From John Kruschke's book, Chapter 7, Pg. 120 (summarised for succinctness):
A politician is constantly travelling from island to island on a chain of islands... His goal is to visit all the islands proportionally to their relative population, so that he spends proportionally more time on the more populated islands...He doesn't even know exactly how many islands there are!.. His advisers can ask the mayor of the island they are on how many people are on the island. And when the politician proposes to visit an adjacent island (to the east or west, by flipping a coin), they can ask the mayor of that adjacent island how many people there are on that island.
I wrote some Python code, where A
is the island chain and run_Metropolis(A, N, start, burn_in)
does the computations. The code is intentionally dumbed-down to make it more human-readable.
import random
def run_Metropolis(A, N, start, burn_in):
''' A: the distribution to be predicted (a list).

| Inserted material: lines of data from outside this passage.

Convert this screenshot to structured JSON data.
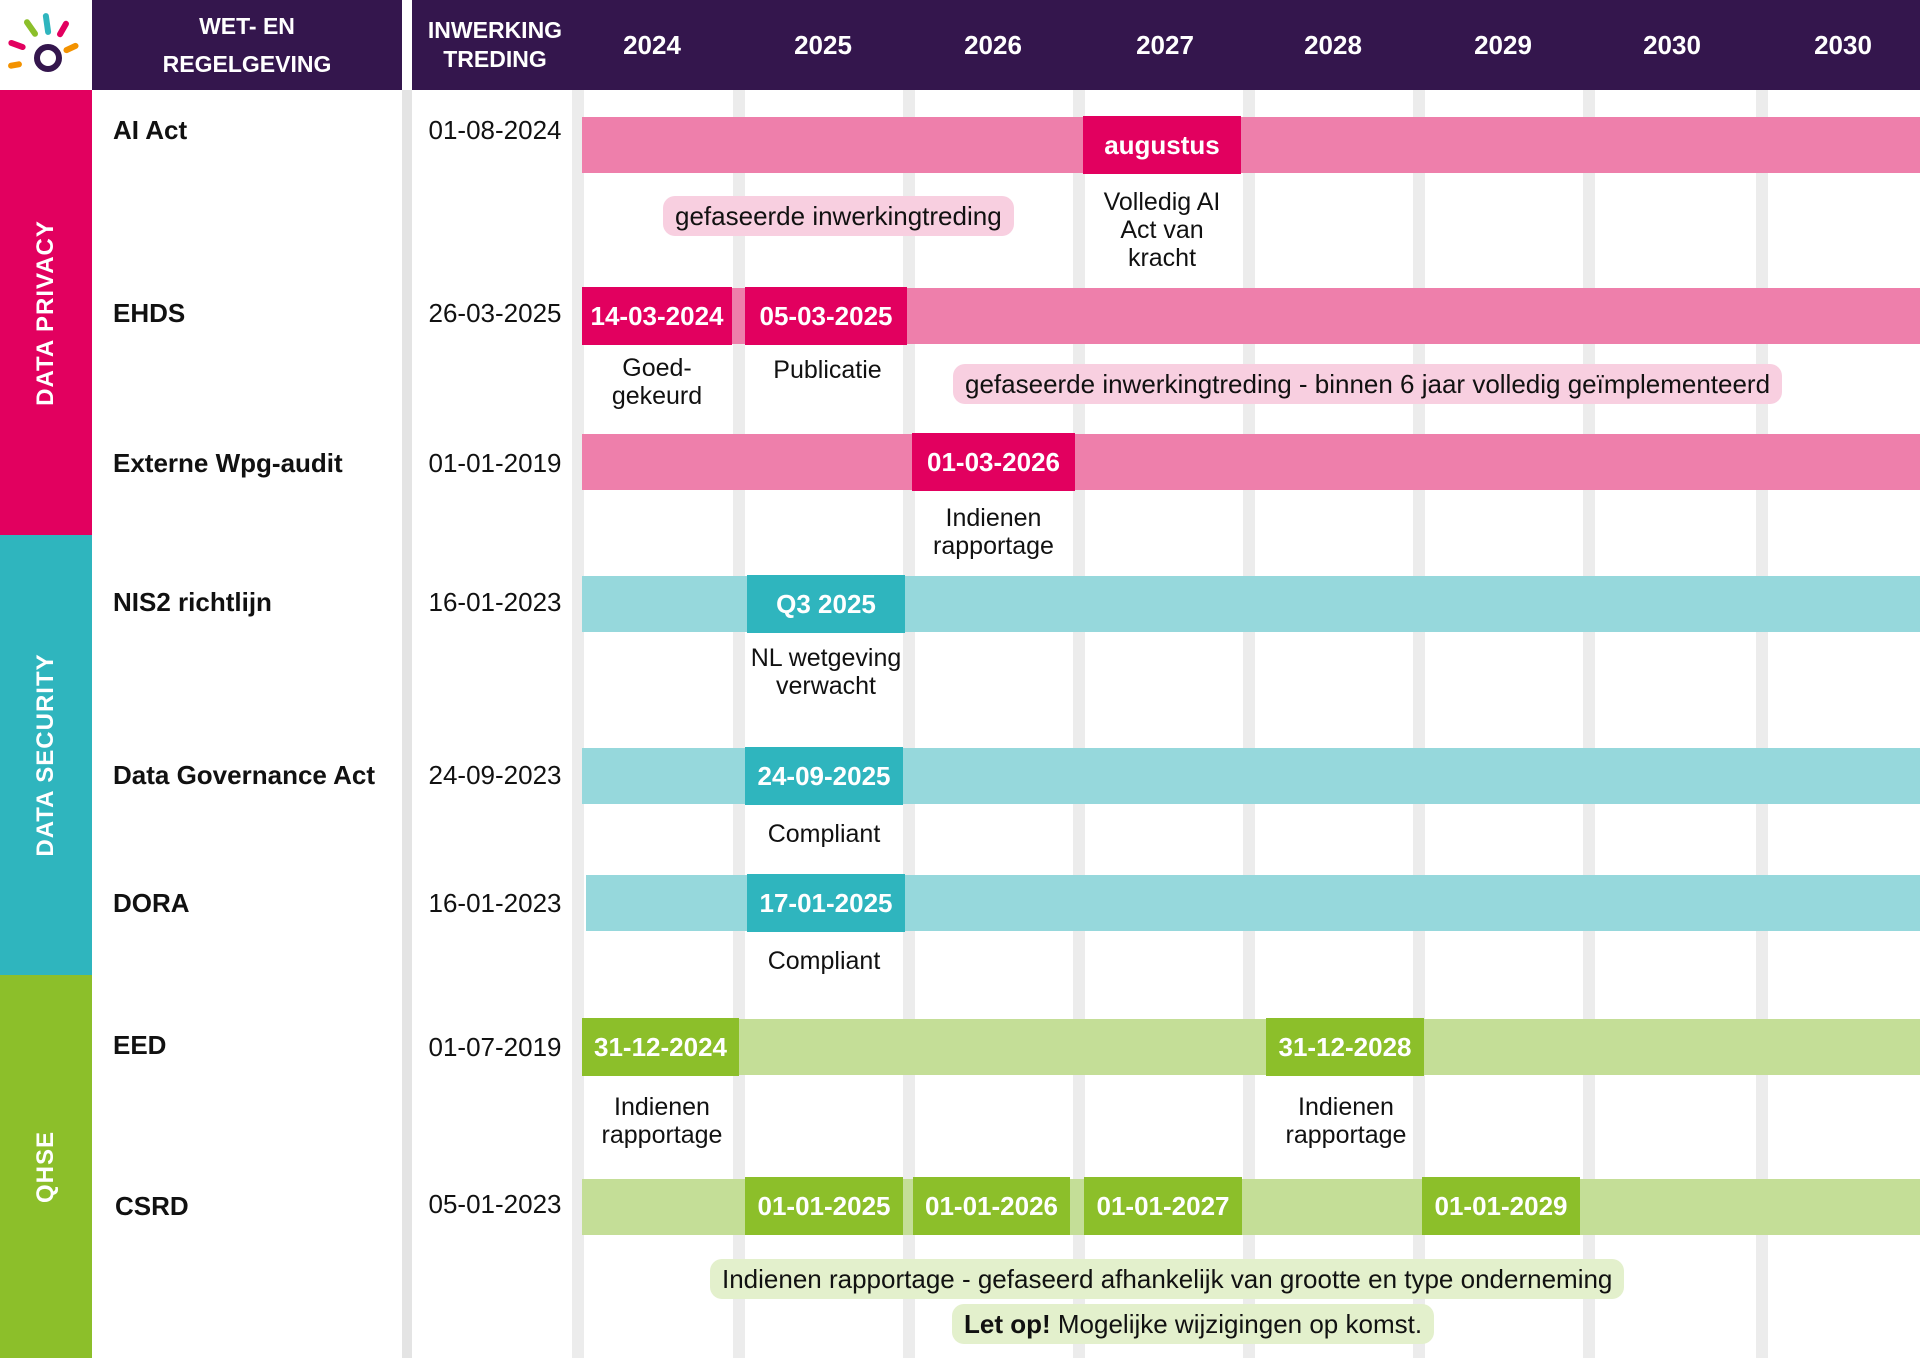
{
  "colors": {
    "header": "#34164d",
    "privacy_accent": "#e2005f",
    "privacy_bar": "#ee7fab",
    "privacy_pill": "#f8cfe0",
    "security_accent": "#2fb5be",
    "security_bar": "#96d8dc",
    "qhse_accent": "#8cbf2a",
    "qhse_bar": "#c4de97",
    "qhse_pill": "#e3f0cc"
  },
  "header": {
    "law_label": "WET- EN REGELGEVING",
    "date_label": "INWERKING TREDING",
    "years": [
      "2024",
      "2025",
      "2026",
      "2027",
      "2028",
      "2029",
      "2030",
      "2030"
    ]
  },
  "categories": {
    "privacy": "DATA PRIVACY",
    "security": "DATA SECURITY",
    "qhse": "QHSE"
  },
  "rows": {
    "ai_act": {
      "name": "AI Act",
      "date": "01-08-2024",
      "m1": "augustus",
      "m1_note": "Volledig AI Act van kracht",
      "pill": "gefaseerde inwerkingtreding"
    },
    "ehds": {
      "name": "EHDS",
      "date": "26-03-2025",
      "m1": "14-03-2024",
      "m1_note": "Goed-gekeurd",
      "m2": "05-03-2025",
      "m2_note": "Publicatie",
      "pill": "gefaseerde inwerkingtreding - binnen 6 jaar volledig geïmplementeerd"
    },
    "wpg": {
      "name": "Externe Wpg-audit",
      "date": "01-01-2019",
      "m1": "01-03-2026",
      "m1_note": "Indienen rapportage"
    },
    "nis2": {
      "name": "NIS2 richtlijn",
      "date": "16-01-2023",
      "m1": "Q3 2025",
      "m1_note": "NL wetgeving verwacht"
    },
    "dga": {
      "name": "Data Governance Act",
      "date": "24-09-2023",
      "m1": "24-09-2025",
      "m1_note": "Compliant"
    },
    "dora": {
      "name": "DORA",
      "date": "16-01-2023",
      "m1": "17-01-2025",
      "m1_note": "Compliant"
    },
    "eed": {
      "name": "EED",
      "date": "01-07-2019",
      "m1": "31-12-2024",
      "m1_note": "Indienen rapportage",
      "m2": "31-12-2028",
      "m2_note": "Indienen rapportage"
    },
    "csrd": {
      "name": "CSRD",
      "date": "05-01-2023",
      "m1": "01-01-2025",
      "m2": "01-01-2026",
      "m3": "01-01-2027",
      "m4": "01-01-2029",
      "pill": "Indienen rapportage - gefaseerd afhankelijk van grootte en type onderneming",
      "warning_bold": "Let op!",
      "warning_text": " Mogelijke wijzigingen op komst."
    }
  }
}
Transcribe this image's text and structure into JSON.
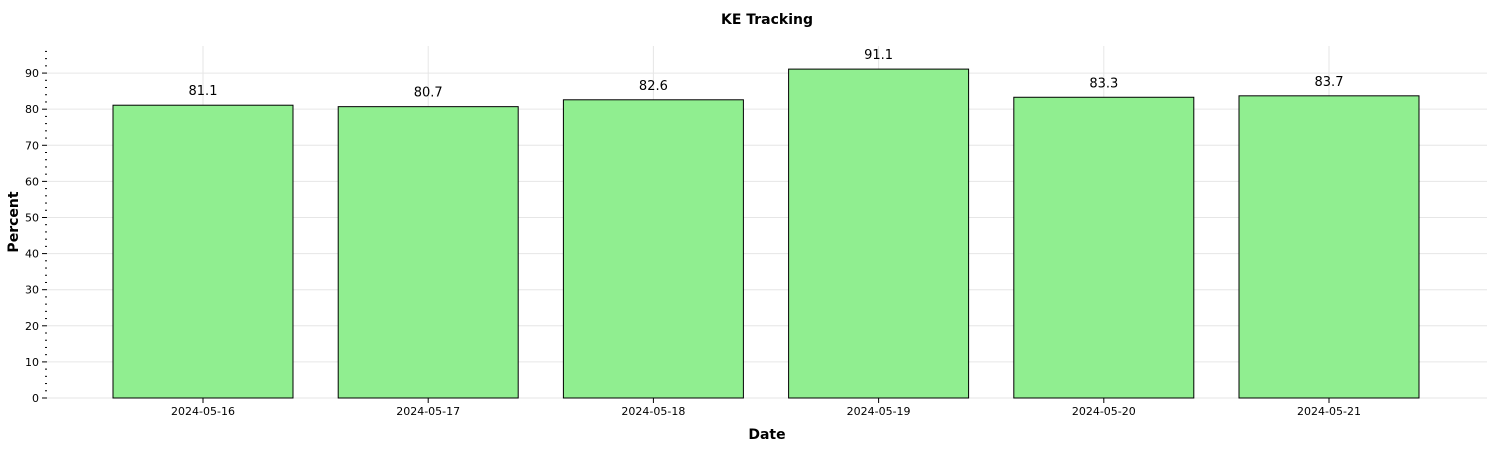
{
  "chart_data": {
    "type": "bar",
    "title": "KE Tracking",
    "xlabel": "Date",
    "ylabel": "Percent",
    "categories": [
      "2024-05-16",
      "2024-05-17",
      "2024-05-18",
      "2024-05-19",
      "2024-05-20",
      "2024-05-21"
    ],
    "values": [
      81.1,
      80.7,
      82.6,
      91.1,
      83.3,
      83.7
    ],
    "data_labels": [
      "81.1",
      "80.7",
      "82.6",
      "91.1",
      "83.3",
      "83.7"
    ],
    "ylim": [
      0,
      97.5
    ],
    "yticks": [
      "0",
      "10",
      "20",
      "30",
      "40",
      "50",
      "60",
      "70",
      "80",
      "90"
    ],
    "grid": true,
    "bar_color": "#90ee90",
    "bar_edge_color": "#000000"
  }
}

N: the number of trials / moves
start: starting index in A
burn_in: the number of initial moves to be discarded.
'''
Posterior = [0] * len(A) # to be returned
cur_pos = start # starting index
for i in range(N):
# proposal distribution is (-1, +1) cordinates, takng into account the list boundaries
if cur_pos<len(A)-1 and cur_pos>0:
proposed_positions = [cur_pos-1, cur_pos+1]
elif cur_pos == len(A)-1:
#proposed_positions =[cur_pos-1] # if this is enforced, the posterior does not look like A
proposed_positions = [0,cur_pos-1]
elif cur_pos == 0 :
#proposed_positions = [cur_pos+1] # if this is enforced, the posterior does not look like A
proposed_positions = [len(A)-1, cur_pos+1]
proposed_pos = random.choice(proposed_positions)
# decide whether you will move
if A[proposed_pos] > A[cur_pos]: # definitely move
cur_pos = proposed_pos
else: # move with a prob proportional to how close A[cur_pos] is to A[proposed_pos]
u = random.random() # sample from uniform distribution from 0 to 1
if float(A[proposed_pos])/A[cur_pos] > u: # move to proposed
cur_pos = proposed_pos
else: # stay at cur_pos
pass
# if past burn_in, increment the location by 1 in the posterior distribution.
if i > burn_in:
Posterior[cur_pos] += 1
return Posterior
A = [20,30,10,50,80,20,90] # populations of the islands
posterior_A = run_Metropolis(A, 4000, 3, 1000)
# Validate the sampling works:
[n/float(sum(A)) for n in A]
> [0.0666, 0.1, 0.0333, 0.166, 0.266, 0.066, 0.3]
[n/float(sum(posterior_A)) for n in posterior_A]
> [0.0593, 0.0910, 0.0393, 0.177, 0.263, 0.0666, 0.302]
So, posterior_A
does reflect the population distribution of A
. What Kruschke does not make clear is that in order for this to work, the island chain needs to be cyclic, i.e. you need to be able to travel from the 7th island to the 1st one and vice versa. Otherwise, posterior_A
does not look like A
. You can test this by changnig the boundary proposal distributions with the commented out ones, which don't assume cyclicity.
Questions:
1.Is this because the ergodicity assumption is being violated?
2.Can we modify the acceptance criteria (move decision) to account for the lack of symmetry for the easter-most and western-most islands? (I guess this is Metropolis-Hastings)
3.If so, can you please modify the code to illustrate?